Long-Chain Non-Coding RNAs Metastasis-Associated Lung Adenocarcinoma Transcript-1 Is Involved in Growth of Nasopharyngeal Carcinoma Cells by Targeting miR-205-5p

Abstract

The incidence of nasopharyngeal carcinoma (NC) has been rising. The prognosis of NC remains unsatisfactory; therefore, it is necessary to find new ways to improve it. LncRNA MALAT1 (MALAT1) is a well-studied gene, but its status in NC remains unclear. More experimental analyses are needed to uncover the role of MALAT1 in NC for a reliable and accurate theoretical basis for NC’s diagnosis and treatment.

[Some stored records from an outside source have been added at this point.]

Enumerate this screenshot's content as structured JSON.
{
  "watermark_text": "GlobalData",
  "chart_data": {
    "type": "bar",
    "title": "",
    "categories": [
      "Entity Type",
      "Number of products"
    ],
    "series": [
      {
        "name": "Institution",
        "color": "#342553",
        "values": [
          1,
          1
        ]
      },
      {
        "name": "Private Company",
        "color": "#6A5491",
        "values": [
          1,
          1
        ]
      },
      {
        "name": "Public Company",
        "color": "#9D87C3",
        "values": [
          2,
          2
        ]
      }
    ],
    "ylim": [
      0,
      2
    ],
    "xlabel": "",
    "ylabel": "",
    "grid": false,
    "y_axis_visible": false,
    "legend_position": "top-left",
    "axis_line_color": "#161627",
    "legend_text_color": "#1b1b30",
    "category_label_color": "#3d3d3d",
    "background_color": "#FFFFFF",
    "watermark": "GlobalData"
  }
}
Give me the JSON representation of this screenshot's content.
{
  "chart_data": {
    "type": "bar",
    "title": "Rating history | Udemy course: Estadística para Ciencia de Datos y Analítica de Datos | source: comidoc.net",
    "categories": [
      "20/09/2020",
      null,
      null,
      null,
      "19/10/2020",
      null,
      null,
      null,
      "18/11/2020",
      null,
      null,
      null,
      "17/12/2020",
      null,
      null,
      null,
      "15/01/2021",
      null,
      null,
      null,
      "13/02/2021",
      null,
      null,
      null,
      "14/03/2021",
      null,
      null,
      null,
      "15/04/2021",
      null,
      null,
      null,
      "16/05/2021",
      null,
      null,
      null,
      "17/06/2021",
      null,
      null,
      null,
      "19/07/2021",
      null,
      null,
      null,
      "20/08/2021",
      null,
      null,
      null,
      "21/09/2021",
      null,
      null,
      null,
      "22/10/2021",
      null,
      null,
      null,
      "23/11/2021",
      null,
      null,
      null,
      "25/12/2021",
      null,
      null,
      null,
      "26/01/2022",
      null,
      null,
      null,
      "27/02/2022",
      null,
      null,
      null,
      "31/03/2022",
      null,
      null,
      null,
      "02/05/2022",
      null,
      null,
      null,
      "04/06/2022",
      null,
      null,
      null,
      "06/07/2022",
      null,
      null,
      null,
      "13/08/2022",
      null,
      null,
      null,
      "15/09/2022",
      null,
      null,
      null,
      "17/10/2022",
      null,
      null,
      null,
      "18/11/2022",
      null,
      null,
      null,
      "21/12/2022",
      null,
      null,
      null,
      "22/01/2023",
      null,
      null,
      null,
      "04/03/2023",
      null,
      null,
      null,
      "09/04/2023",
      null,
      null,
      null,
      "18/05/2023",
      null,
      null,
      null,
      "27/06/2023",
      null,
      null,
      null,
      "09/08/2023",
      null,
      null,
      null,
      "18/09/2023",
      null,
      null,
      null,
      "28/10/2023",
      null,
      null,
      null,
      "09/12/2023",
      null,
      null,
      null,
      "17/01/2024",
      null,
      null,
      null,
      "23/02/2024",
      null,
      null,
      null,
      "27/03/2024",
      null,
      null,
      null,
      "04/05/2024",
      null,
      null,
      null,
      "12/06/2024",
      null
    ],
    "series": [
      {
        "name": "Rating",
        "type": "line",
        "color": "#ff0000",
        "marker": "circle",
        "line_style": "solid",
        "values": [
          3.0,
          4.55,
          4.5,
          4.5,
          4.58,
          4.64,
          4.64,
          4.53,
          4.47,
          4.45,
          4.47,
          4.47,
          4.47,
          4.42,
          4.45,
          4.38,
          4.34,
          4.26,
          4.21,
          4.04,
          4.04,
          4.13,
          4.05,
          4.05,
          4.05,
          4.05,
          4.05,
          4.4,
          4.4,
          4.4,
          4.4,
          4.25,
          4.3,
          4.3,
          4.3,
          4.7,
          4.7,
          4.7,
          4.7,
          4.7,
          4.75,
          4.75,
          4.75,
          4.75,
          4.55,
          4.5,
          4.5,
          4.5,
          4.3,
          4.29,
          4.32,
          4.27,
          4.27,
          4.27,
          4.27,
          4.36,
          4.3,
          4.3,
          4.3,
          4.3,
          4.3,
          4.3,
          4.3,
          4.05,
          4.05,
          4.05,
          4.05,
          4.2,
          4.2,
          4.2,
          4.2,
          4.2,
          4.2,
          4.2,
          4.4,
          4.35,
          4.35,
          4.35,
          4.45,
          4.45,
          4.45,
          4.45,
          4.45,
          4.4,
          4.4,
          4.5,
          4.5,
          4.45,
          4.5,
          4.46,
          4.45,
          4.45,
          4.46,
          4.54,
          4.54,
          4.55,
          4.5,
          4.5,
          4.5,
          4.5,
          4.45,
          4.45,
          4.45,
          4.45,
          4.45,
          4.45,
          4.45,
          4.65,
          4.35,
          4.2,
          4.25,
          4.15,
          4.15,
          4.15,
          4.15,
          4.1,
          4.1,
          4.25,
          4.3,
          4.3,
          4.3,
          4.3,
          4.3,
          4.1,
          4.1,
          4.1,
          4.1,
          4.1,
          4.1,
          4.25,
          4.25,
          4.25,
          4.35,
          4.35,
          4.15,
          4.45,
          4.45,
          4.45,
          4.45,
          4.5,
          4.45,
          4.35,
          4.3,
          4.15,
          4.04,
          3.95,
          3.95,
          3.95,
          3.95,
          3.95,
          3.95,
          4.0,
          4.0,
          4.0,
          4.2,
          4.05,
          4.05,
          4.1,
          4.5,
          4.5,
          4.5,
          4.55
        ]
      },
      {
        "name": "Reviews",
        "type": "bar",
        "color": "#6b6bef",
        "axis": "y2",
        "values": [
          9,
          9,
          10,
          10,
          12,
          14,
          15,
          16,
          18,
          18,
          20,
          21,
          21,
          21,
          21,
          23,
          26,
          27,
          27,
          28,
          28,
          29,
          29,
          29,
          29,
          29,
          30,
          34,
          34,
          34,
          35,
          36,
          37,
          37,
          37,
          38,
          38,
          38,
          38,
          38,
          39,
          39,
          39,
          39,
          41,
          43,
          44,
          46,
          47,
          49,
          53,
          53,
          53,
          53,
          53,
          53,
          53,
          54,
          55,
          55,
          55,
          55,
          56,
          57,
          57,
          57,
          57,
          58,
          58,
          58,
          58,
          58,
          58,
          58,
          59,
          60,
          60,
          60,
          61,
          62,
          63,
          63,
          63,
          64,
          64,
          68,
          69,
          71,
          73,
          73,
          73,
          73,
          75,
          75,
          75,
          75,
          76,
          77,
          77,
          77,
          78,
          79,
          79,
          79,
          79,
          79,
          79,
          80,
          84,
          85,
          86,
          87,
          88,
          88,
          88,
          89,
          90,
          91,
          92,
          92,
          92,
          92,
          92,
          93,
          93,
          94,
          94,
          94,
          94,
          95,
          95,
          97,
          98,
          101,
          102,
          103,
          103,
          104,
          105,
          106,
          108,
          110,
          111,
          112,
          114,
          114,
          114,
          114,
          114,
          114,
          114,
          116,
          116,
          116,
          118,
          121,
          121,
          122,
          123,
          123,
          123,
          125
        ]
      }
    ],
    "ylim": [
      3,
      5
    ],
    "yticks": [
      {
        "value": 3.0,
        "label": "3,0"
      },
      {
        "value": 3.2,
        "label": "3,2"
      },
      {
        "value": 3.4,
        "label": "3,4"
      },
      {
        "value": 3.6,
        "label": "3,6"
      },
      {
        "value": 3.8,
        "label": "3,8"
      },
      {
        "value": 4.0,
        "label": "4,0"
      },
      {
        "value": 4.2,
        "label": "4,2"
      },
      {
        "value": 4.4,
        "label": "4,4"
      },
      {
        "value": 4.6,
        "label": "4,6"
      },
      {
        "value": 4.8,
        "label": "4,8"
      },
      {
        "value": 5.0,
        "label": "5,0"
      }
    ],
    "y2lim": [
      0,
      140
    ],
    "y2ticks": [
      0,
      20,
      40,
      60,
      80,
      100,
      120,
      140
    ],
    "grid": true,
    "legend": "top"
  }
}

First, NC patients admitted to our hospital from February 2018 to March 2020 and healthy controls who underwent physical examinations during the same period were enrolled in this study. MALAT1 and miR-205-5p in the patients’ peripheral blood and tissues were detected. The expression of MALAT1 was high, and the expression of miR-205-5p was low in the NC patients. Both genes were effective in predicting the occurrence of NC, and their expression was negatively correlated. According to in vitro experiments, inhibiting MALAT1 and increasing miR-205-5p could reduce CNE-2Z cells’ proliferation and increase their apoptotic rate. However, increasing MALAT1 and inhibiting miR-205-5p had opposite effects. Through the online website ENCORI, complementary sites were found in MALAT1 and miR-205-5p. According to dual-luciferase reporter gene assay, MALAT1-WT’s luciferase activity was inhibited by the co-transfection of miR-205-5p-min, while MALAT1-MUT’s luciferase activity was enhanced by the co-transfection of miR-205-5p-inh. Lastly, through rescue experiments, we found no difference in the biological behavior between the cells in the MALAT1 si-RNA+miR-205-5p-inh group and the MALAT1+NC-RNA group. Therefore, MALAT1 promotes NC cell proliferation, inhibits apoptosis, and participates in NC’s development via specifically regulating miR-205-5p.